Unfortunately, the major money earners for MS (Windows and Office) could
not be guaranteed to release on the same time schedule, so Office 2007
was not built around the new presentation features of Windows Vista.

You can be sure it will on the next release. Although MS give huge sway
to backward-compatibility, this stretches only to the actual
application, rather than whether it works with their 'old' XP operating
system.

--
HTH
Nick Hodge
Microsoft MVP - Excel
Southampton, England
DTHIS
www.nickhodge.co.uk


wrote in message
ups.com...
I have to agree with C. Moya.

I realize that the 'ribbon' is unconventional and a complete departure
from what has gone before.

However, so was Windows XP a radical departure from normal Windows in
that you can change the theme to your liking.
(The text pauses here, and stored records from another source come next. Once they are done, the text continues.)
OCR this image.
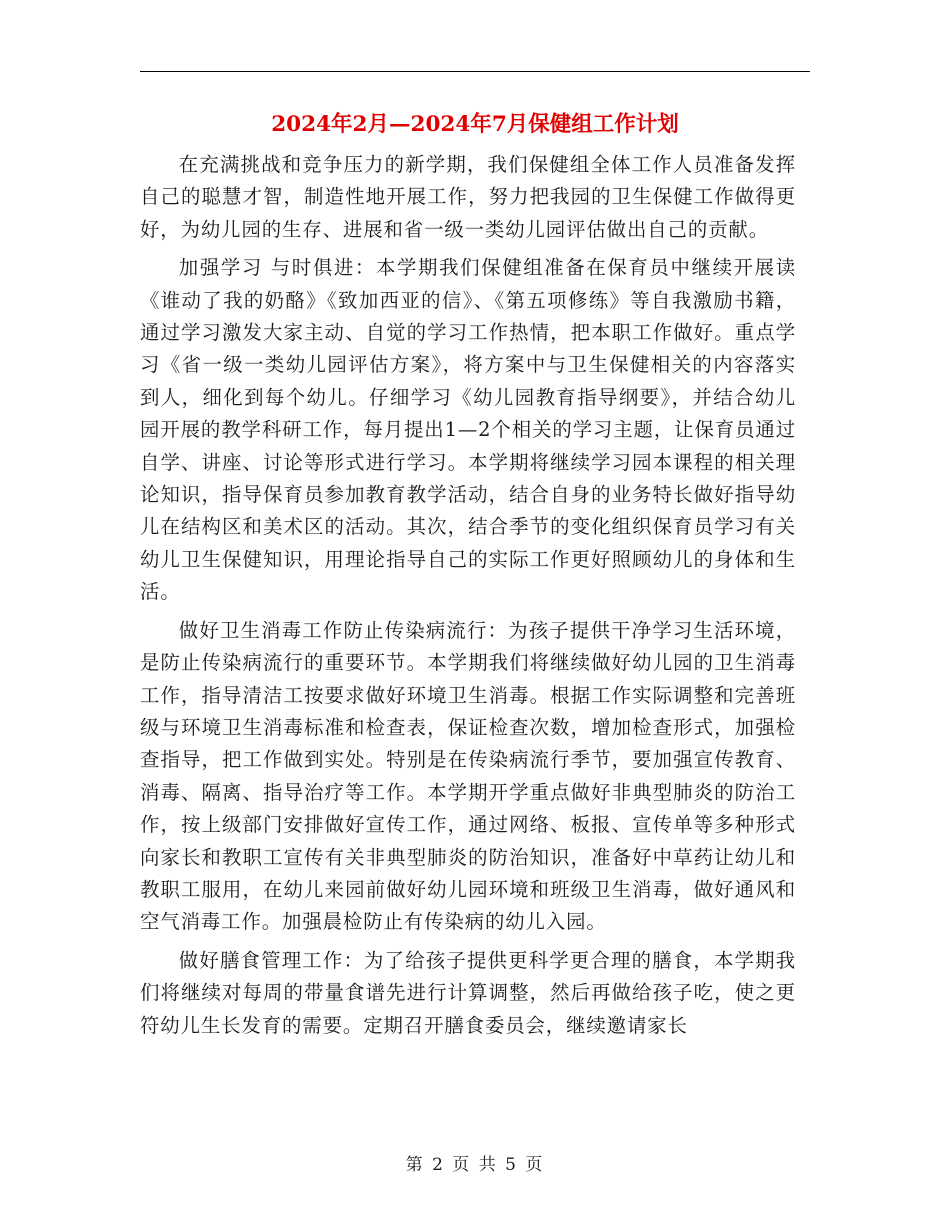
2024年2月—2024年7月保健组工作计划

在充满挑战和竞争压力的新学期，我们保健组全体工作人员准备发挥自己的聪慧才智，制造性地开展工作，努力把我园的卫生保健工作做得更好，为幼儿园的生存、进展和省一级一类幼儿园评估做出自己的贡献。

加强学习 与时俱进：本学期我们保健组准备在保育员中继续开展读《谁动了我的奶酪》《致加西亚的信》、《第五项修练》等自我激励书籍，通过学习激发大家主动、自觉的学习工作热情，把本职工作做好。重点学习《省一级一类幼儿园评估方案》，将方案中与卫生保健相关的内容落实到人，细化到每个幼儿。仔细学习《幼儿园教育指导纲要》，并结合幼儿园开展的教学科研工作，每月提出1—2个相关的学习主题，让保育员通过自学、讲座、讨论等形式进行学习。本学期将继续学习园本课程的相关理论知识，指导保育员参加教育教学活动，结合自身的业务特长做好指导幼儿在结构区和美术区的活动。其次，结合季节的变化组织保育员学习有关幼儿卫生保健知识，用理论指导自己的实际工作更好照顾幼儿的身体和生活。

做好卫生消毒工作防止传染病流行：为孩子提供干净学习生活环境，是防止传染病流行的重要环节。本学期我们将继续做好幼儿园的卫生消毒工作，指导清洁工按要求做好环境卫生消毒。根据工作实际调整和完善班级与环境卫生消毒标准和检查表，保证检查次数，增加检查形式，加强检查指导，把工作做到实处。特别是在传染病流行季节，要加强宣传教育、消毒、隔离、指导治疗等工作。本学期开学重点做好非典型肺炎的防治工作，按上级部门安排做好宣传工作，通过网络、板报、宣传单等多种形式向家长和教职工宣传有关非典型肺炎的防治知识，准备好中草药让幼儿和教职工服用，在幼儿来园前做好幼儿园环境和班级卫生消毒，做好通风和空气消毒工作。加强晨检防止有传染病的幼儿入园。

做好膳食管理工作：为了给孩子提供更科学更合理的膳食，本学期我们将继续对每周的带量食谱先进行计算调整，然后再做给孩子吃，使之更符幼儿生长发育的需要。定期召开膳食委员会，继续邀请家长

第 2 页 共 5 页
Microsoft added that feature. All apps should respect our color
schemes and themes.

And now they come along and give us 3 horribly lousy, completely ugly
colors to select and expect us to be happy with it?

As a designer, I spent a lot of time finding a theme and color scheme
I'm comfortable with.

Not following their own scheme rules by forcing us to use these colors
is just backwards and completely wrong.